Cisco CEO John Chambers has warned that he sees little prospect of a realistic European economic recovery in the next few quarters after its EMEA sales dropped 5% in the final quarter of its financial year, with product orders in the UK down 13% and even Germany not proving immune.
“The primary weakness was across all sections of Europe,” Chambers said on the vendor’s year-end conference call, “with most of our customers not foreseeing improvement in the near future.
“We are modelling Europe to be very challenging over several quarters [and] global public spending will also continue to be challenged,” Chambers continued.
The impact of the Eurozone slump was laid bare as even fast-growing emerging markets in EMEA – such as Russia – were unable to offset the core declines.
Despite the grim outlook, Chambers said he also saw a number of growth drivers that would ultimately balance these challenges.
“First, our solid position in commercial accounts and the strength of our channels, which we never should underestimate how key that is for us.
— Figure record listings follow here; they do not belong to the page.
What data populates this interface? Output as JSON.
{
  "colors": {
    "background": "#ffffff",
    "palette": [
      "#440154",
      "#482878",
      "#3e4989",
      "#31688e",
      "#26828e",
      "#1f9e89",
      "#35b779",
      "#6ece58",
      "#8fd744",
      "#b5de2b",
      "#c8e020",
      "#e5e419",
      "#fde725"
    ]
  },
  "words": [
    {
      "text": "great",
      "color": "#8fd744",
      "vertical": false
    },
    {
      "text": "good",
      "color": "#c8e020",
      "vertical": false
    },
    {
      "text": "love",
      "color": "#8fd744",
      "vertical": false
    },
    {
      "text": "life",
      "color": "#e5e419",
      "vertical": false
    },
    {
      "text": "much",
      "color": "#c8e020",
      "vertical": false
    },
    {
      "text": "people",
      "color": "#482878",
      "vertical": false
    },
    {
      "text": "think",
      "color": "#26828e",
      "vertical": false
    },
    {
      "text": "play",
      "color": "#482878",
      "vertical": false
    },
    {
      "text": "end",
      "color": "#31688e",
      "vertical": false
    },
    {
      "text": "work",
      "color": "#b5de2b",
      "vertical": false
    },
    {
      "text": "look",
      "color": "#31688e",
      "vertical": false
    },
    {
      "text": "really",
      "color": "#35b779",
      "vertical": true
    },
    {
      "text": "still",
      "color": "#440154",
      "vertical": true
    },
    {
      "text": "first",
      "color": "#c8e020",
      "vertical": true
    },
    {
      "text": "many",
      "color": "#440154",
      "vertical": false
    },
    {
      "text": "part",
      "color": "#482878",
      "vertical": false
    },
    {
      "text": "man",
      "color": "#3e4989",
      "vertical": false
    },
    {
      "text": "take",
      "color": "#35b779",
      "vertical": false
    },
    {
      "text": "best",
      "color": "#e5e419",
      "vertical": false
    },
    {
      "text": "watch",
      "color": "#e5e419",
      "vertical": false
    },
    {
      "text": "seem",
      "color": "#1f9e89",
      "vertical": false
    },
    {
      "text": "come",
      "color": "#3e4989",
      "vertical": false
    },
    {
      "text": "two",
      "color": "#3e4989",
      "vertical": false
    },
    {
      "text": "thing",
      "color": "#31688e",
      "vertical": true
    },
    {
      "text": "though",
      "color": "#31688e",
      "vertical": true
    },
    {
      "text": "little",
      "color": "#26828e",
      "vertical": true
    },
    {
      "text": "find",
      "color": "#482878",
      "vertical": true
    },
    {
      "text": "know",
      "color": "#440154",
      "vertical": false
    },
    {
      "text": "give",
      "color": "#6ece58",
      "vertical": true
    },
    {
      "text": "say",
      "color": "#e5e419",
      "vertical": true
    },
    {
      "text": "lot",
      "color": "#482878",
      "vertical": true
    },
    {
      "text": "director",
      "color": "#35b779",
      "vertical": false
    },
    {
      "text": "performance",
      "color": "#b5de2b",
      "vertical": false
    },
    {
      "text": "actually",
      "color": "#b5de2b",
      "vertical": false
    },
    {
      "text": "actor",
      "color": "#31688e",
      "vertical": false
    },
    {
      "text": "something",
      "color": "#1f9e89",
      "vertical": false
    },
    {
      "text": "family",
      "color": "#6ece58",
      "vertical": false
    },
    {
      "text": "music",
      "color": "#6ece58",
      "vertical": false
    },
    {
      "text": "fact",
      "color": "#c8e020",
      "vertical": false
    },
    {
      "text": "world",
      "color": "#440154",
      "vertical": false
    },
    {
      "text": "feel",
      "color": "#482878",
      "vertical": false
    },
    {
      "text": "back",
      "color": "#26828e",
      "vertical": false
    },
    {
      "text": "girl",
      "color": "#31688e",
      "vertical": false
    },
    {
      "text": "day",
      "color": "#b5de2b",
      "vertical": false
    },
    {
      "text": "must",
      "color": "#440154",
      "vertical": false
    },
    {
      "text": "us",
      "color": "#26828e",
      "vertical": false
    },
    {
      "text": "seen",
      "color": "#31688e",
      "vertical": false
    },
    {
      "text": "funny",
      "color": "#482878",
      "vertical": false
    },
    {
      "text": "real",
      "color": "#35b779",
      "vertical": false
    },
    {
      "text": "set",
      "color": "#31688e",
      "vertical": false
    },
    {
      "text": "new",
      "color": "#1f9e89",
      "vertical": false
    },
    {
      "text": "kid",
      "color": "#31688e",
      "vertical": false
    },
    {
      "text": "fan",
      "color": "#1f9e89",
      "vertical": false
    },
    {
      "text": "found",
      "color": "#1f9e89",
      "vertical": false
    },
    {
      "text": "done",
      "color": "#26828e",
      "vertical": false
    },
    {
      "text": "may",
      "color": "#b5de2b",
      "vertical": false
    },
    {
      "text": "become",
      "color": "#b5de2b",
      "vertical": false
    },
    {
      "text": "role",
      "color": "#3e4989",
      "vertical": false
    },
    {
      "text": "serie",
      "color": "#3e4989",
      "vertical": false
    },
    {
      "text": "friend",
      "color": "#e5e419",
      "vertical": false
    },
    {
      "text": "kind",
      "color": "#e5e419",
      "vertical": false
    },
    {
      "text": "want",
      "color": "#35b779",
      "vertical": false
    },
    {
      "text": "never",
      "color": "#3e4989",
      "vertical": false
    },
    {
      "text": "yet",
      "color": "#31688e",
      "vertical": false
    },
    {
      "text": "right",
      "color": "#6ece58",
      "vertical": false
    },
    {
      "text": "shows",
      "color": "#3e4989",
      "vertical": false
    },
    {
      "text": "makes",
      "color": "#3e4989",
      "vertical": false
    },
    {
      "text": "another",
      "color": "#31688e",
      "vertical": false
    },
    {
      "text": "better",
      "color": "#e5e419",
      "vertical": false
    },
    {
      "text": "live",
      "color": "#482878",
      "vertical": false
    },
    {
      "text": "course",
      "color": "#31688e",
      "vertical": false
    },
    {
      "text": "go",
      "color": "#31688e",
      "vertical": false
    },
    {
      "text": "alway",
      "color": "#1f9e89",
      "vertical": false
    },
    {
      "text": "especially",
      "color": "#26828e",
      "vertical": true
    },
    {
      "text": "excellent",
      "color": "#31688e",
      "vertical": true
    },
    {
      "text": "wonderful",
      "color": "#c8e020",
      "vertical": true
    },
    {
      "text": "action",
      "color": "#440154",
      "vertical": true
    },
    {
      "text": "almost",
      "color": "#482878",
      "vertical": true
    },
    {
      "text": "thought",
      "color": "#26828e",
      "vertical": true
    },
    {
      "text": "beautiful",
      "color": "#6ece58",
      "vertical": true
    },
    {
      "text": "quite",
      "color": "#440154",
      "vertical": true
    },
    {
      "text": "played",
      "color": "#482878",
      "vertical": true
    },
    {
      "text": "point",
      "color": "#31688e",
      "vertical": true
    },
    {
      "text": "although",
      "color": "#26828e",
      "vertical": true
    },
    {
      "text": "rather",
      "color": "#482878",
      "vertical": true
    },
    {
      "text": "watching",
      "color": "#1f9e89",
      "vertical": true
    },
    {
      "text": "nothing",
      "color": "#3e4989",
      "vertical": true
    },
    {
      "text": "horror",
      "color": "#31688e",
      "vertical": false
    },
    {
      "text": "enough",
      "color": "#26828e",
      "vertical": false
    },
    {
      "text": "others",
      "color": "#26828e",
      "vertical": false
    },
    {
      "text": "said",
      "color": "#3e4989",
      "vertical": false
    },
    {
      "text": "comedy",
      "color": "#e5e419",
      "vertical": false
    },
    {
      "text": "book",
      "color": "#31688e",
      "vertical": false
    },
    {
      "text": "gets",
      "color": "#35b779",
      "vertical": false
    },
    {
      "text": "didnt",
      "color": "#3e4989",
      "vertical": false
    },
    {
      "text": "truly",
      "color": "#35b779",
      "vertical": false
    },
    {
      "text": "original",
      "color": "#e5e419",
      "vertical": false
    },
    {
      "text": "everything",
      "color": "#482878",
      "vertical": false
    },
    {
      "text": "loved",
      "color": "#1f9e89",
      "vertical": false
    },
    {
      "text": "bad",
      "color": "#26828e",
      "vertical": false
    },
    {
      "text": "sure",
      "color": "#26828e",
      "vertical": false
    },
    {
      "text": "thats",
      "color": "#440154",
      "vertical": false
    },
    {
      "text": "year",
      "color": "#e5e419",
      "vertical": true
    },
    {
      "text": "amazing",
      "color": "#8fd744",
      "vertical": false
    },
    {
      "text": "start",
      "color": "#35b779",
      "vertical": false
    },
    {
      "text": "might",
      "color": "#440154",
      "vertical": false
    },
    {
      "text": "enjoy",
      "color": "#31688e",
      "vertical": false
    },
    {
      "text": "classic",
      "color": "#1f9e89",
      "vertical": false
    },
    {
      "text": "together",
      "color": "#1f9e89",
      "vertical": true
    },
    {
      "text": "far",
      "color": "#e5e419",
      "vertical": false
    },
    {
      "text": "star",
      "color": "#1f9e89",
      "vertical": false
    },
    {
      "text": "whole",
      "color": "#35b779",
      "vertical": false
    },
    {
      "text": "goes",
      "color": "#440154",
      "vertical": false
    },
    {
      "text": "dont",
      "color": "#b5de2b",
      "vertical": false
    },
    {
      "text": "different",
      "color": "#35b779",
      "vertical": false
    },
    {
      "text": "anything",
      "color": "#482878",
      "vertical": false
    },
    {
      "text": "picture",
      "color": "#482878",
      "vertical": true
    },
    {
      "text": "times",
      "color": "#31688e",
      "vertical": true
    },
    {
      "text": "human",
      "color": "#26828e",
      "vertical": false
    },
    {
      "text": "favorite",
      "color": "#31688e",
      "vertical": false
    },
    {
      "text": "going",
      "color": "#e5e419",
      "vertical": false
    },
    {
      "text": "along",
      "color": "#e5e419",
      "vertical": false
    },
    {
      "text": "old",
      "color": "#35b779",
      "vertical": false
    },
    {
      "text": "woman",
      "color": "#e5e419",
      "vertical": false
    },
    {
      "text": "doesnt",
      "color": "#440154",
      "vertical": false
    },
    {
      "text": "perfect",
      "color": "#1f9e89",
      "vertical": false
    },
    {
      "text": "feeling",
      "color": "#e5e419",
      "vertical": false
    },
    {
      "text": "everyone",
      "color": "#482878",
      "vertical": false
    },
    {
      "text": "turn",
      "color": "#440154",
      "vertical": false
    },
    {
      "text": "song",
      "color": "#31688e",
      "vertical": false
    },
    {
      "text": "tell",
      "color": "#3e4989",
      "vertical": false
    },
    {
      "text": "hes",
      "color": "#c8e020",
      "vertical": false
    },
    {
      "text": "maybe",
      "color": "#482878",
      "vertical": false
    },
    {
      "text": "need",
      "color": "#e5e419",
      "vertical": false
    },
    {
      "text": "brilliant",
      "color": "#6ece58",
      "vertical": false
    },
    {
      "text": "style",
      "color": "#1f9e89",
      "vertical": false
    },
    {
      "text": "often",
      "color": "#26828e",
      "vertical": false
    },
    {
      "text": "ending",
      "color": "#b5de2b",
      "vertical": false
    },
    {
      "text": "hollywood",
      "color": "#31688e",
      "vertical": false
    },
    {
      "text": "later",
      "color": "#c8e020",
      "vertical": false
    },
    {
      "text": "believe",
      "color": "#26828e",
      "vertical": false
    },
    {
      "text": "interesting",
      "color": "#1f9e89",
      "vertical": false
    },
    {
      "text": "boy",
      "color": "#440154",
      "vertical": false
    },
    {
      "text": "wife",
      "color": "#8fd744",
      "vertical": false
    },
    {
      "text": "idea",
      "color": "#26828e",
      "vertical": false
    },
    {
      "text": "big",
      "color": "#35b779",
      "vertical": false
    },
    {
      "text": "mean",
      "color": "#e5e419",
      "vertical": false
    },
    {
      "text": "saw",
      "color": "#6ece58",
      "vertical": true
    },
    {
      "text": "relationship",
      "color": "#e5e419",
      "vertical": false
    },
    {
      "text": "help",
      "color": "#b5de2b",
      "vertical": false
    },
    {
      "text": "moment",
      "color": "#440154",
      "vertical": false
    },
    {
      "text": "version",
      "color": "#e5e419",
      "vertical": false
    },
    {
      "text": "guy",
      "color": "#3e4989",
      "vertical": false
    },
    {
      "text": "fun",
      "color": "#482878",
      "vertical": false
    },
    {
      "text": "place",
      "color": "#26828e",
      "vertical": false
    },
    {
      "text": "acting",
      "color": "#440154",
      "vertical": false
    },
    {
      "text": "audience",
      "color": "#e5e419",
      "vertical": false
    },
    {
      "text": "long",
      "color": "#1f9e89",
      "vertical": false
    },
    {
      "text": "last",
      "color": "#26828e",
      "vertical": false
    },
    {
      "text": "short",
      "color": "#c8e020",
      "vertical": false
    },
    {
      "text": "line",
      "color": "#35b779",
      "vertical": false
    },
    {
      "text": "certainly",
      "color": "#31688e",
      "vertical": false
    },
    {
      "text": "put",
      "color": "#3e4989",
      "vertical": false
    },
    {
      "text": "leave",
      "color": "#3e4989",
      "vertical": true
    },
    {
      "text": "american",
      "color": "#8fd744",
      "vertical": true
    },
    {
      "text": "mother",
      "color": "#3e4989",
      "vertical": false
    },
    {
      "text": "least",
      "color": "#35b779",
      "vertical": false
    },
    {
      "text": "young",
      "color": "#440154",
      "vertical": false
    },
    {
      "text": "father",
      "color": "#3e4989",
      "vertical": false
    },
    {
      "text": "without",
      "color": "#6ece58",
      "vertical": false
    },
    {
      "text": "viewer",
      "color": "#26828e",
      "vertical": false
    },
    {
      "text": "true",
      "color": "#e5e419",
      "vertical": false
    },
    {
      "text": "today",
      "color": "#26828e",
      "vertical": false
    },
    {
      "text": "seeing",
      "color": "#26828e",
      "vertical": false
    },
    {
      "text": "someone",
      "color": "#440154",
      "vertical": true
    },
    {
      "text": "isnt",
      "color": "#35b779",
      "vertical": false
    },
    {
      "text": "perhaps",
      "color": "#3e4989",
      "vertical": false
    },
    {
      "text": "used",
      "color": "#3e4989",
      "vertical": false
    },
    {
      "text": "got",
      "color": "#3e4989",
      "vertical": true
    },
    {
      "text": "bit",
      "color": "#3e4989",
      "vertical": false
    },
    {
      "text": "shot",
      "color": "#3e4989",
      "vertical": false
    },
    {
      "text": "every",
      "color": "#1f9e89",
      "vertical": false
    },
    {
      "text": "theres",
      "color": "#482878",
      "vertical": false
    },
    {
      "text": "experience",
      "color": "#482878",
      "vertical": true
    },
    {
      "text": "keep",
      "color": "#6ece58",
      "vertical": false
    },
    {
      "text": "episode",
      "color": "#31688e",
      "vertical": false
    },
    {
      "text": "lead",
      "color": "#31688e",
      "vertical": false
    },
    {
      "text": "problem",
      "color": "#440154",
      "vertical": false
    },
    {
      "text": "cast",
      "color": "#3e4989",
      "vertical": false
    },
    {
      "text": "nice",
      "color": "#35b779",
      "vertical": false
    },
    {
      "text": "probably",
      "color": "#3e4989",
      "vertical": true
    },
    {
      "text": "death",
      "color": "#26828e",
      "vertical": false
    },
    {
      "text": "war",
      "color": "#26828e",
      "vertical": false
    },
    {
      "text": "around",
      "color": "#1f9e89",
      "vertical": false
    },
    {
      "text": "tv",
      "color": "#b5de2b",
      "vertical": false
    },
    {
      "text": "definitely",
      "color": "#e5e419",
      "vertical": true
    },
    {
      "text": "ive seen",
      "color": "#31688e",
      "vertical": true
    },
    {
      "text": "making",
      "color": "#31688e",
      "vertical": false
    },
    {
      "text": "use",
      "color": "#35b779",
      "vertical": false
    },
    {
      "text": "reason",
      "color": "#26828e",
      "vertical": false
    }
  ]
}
Second, cloud and our ability to expand both our products and architectural wins in the datacentre. Third, Cisco’s expanding value with both traditional and new service providers and new partners, especially in growth areas such as cloud, video, mobility, open architecture and hosted UC,” he said.
Indeed, Cisco had much to be cheerful about, with both full-year and fourth quarter sales and profits heading in the right direction.
In the last three months of its fiscal 2012 Cisco made net sales of $11.7bn (£7.45bn) and net profit of $1.9bn, up 4% and 56% respectively on the year-ago quarter.
Full-year sales grew 7% over 2011 to $46.1bn, and full year net income grew 24% to $8bn, Cisco revealed.
Due in part to its cost-cutting drive and an ongoing restructuring programme, the results came in ahead of analyst expectations.